It may seem as if the evolutionary process ended years ago, but the human body is still evolving. It was only about four million years ago when the first members of the Homo genus walked the earth. And there are still so many commonalities between humans and chimpanzees. Humans matured as a species, but there are still signs of evolution in the human body. Even our chins are remnants from the evolutionary process.
Many ancestors of the human species died out, but they left their descendants with a few unmistakable physical heirlooms. In fact, vestigial limbs are still very present on the human body; some of them don't even have a purpose.
You may have a hard time grasping the concept of evolution, but you won't be able to deny the physical proof of it that's occurring on your own body.
If you don't have the palmaris longus, the tendon that protrudes from your wrist, you are an exception; only about 14% of the population doesn't have it. This tendon helped ancient monkeys swing through trees, giving their wrists high levels of mobility. Modern-day apes and humans still have the palmaris longus, but it is much shorter and less strong.
Many surgeons use this tendon for cosmetic skin grafts now because it no longer serves any purpose.
Many birds, reptiles, and amphibians have a third eyelid - a semi-transparent membrane that moves across the eye. Only one primate, the Calabar angwantibo ape, has this membrane in present times. However, many scientists believe that early hominids and primates had the membrane as well. The semi-transparent membrane gave those early mammals better vision while hunting.
Humans have a pink plica semilunaris on the corner of the eye that's likely a remnant from the third eyelid. We no longer have muscles to control the membrane, however, and no one knows when those muscles were lost. Some evolutionists believe that humans lost the need for the eyelid because they began to live and hunt in groups. The additional vision that the eyelid provided wasn't necessary when someone else could watch your back.

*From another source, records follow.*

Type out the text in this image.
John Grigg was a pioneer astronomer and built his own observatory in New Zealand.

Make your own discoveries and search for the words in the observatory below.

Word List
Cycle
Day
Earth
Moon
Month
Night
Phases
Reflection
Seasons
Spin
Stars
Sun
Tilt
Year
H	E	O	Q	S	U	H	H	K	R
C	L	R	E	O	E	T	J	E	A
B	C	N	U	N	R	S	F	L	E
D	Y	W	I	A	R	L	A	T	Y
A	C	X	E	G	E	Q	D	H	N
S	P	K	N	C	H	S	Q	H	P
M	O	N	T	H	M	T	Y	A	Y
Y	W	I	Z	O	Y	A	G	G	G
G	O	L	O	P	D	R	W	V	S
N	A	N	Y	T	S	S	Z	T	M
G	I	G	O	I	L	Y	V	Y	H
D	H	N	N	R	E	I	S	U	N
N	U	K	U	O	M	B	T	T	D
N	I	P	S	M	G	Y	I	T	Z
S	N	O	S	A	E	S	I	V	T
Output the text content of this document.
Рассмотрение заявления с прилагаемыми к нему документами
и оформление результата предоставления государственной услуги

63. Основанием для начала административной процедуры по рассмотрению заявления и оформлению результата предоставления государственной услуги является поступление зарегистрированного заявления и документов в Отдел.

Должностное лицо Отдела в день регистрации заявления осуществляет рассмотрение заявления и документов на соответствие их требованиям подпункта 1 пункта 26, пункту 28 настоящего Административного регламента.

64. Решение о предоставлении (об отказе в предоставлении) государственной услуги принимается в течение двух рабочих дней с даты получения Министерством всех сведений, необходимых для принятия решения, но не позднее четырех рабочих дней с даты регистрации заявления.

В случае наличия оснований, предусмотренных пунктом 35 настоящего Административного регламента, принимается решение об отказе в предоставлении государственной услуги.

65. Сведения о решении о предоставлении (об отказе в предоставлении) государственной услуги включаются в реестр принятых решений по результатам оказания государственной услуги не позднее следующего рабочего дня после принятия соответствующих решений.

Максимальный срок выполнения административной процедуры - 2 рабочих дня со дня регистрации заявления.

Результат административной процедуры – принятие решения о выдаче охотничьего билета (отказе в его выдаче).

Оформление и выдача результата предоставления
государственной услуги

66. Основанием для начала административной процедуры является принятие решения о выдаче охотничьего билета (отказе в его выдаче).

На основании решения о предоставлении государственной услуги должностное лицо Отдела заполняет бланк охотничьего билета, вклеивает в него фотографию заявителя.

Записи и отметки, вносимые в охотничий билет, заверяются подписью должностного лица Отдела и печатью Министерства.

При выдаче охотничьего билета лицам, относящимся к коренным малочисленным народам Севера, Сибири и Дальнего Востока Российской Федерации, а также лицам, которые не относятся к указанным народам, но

Humans don't typically climb around in trees or grab branches with their feet anymore, but some people still have extremely flexible feet. Researchers suggest that 8% of people have flexible feet because of a midtarsal break in the middle of their respective feet.
Much like chimpanzees, people with this break can easily grasp things with their feet. This difference is nearly indistinguishable if the individuals wear shoes, however. And they don't have trouble walking though doctors say they should.
The Sherpa, native Nepali people who help guide Everest climbers up the mountain, have evolved to live in such high altitudes. When average people climb Everest, it takes them a few days and a consistent supply of oxygen. But a Sherpa person can climb Everest in about 20 hours without any additional oxygen.
The Sherpa people can even live in these high altitudes, though the lack of oxygen might kill others. Research shows that the Sherpa process oxygen more efficiently than the rest of us. They also burn fat at lower rates than we do; burning fat requires more oxygen than burning sugar.
Other people can learn to breathe a little easier in higher altitudes, but they will never reach the Nepali people's level of oxygen efficiency. After all, it took the Sherpa about 9,000 years to evolve to this point.